Consumer-related issues include complaint redressal, refund of wrongly charged money, access to call centre etc.

As per existing norms, there is a penalty provision of up to Rs50,000 for the first violation and Rs1 lakh for subsequent failures in case of network related quality parameters. However, with regard to consumer-related issues, the penalty was capped at Rs50,000 for each violation.

Now for the first time violation of service quality benchmark, the fine has been increased to Rs1 lakh. If telecom operators still fail to meet the benchmark on the same parameter, a penalty of up to Rs1.5 lakh for the second violation and Rs2 lakh thereafter.

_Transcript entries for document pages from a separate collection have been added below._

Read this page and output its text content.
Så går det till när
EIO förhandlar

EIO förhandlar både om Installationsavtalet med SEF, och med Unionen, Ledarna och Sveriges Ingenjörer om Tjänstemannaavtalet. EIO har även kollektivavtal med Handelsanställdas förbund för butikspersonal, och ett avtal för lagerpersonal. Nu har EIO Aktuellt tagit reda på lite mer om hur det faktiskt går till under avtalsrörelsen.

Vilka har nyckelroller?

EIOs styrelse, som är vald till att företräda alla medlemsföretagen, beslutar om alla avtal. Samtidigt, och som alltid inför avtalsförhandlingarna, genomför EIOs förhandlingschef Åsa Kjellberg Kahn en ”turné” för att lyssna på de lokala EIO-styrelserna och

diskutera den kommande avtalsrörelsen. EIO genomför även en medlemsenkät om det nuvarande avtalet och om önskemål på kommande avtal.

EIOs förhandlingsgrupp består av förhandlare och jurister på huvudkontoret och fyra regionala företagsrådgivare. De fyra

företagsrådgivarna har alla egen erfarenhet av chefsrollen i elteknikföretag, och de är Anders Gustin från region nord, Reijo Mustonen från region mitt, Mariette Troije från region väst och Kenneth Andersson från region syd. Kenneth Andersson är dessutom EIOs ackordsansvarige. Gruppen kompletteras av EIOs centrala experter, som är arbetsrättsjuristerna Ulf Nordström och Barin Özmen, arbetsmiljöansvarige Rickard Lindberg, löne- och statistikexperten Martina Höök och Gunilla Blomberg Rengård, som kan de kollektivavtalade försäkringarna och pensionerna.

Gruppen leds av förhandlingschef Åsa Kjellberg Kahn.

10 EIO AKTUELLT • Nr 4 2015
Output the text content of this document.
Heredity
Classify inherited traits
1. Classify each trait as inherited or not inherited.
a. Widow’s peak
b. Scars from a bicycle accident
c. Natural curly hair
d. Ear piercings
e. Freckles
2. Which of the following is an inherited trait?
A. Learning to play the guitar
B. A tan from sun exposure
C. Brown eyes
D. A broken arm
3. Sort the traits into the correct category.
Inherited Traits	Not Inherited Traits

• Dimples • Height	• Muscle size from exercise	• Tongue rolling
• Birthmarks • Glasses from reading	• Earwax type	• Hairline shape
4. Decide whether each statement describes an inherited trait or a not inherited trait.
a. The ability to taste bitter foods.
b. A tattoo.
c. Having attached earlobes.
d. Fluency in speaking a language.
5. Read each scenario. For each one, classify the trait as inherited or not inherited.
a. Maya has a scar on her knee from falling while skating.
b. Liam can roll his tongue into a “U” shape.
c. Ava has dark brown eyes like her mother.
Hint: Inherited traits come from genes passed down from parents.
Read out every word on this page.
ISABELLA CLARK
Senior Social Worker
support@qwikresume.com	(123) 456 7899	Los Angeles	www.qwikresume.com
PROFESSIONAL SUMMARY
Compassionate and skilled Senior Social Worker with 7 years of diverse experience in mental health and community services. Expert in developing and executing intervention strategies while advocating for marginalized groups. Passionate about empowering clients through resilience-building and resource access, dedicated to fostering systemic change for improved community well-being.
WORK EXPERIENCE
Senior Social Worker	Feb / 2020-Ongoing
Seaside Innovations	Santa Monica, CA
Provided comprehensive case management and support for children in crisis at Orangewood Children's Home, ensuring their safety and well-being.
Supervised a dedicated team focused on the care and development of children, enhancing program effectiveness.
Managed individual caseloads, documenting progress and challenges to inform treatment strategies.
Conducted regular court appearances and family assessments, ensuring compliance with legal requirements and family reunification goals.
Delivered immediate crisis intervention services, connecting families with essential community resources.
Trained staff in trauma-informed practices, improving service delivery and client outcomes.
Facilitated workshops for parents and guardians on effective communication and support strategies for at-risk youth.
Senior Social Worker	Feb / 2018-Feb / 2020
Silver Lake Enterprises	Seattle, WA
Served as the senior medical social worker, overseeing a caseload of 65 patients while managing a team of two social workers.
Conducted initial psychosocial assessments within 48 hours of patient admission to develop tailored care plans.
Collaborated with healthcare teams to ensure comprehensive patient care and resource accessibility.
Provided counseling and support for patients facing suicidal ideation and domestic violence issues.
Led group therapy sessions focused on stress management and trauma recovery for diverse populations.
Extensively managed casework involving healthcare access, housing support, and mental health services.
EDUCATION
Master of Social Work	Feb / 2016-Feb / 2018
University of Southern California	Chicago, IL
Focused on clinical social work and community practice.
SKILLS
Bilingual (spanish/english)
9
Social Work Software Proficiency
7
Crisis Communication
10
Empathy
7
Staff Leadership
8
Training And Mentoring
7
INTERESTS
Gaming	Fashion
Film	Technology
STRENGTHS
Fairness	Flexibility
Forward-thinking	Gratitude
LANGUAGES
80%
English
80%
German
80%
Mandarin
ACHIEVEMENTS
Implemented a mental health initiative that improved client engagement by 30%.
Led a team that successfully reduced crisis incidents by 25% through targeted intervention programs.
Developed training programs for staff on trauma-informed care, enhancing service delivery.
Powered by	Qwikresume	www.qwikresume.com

"The Authority feels that these measures will act as a sufficient deterrent against prolonged non-compliance and will further improve the quality of service in a time-bound manner," the regulator said.

Trai will soon notify a compensation of Rs1 for every call drop. Consumers will be compensated for up to a maximum of Rs3 a day even if call drops exceed three a day.

Consumers will become eligible for getting compensation for lost calls once Trai notifies the new consumer protection regulations.

The problem with call drops is that consumers continue to pay for lost or truncated calls while service providers continue to charge consumers for broken service.

Trai, which has done surveys in Delhi and Mumbai to ascertain the issue of call-drops, has found that service quality continues to be a cause of concern.

In its report published on Thursday `Audit and Assessment of Quality of Service of service providers through independent agencies for Cellular Mobile Telephone Services, Basic Services and Broadband Services', Trai has found that 'the results showed unsatisfactory network quality'.

''In Mumbai none of the operators are meeting the prescribed benchmark, there is marginal improvement in some of the operators, while in Delhi some of the operators have improved the benchmark and three operators are still not meeting the benchmark,'' it said.

The report said Airtel's quality has improved, but is still to meet the set parameters.

There has been some improvement in call drop on the network of Aircel, Idea Cellular and Tata Teleservices in Mumbai, while the problem has worsened on the networks of Vodafone, Airtel and Reliance Communications, it noted.

Trai also issued 'The standards of quality service of basic telephony service (wireline) and cellular mobile telephone service regulations 2015' in which it will impose a financial disincentive for non-compliance with the benchmarks.

Major service providers, including Vodafone, Airtel, Reliance, and Idea Cellular claim they have been trying to resolve the issue and are already working on improving their networks, but are yet to succeed for lack of spectrum.

In fact, Vodafone Group CEO Vittorio Colao who agreed with telecom minister Ravi Shankar Prasad on Wednesday that call drops were a problem in major cities that needed to be resolved later said the issue of call drops is connected to availability of spectrum.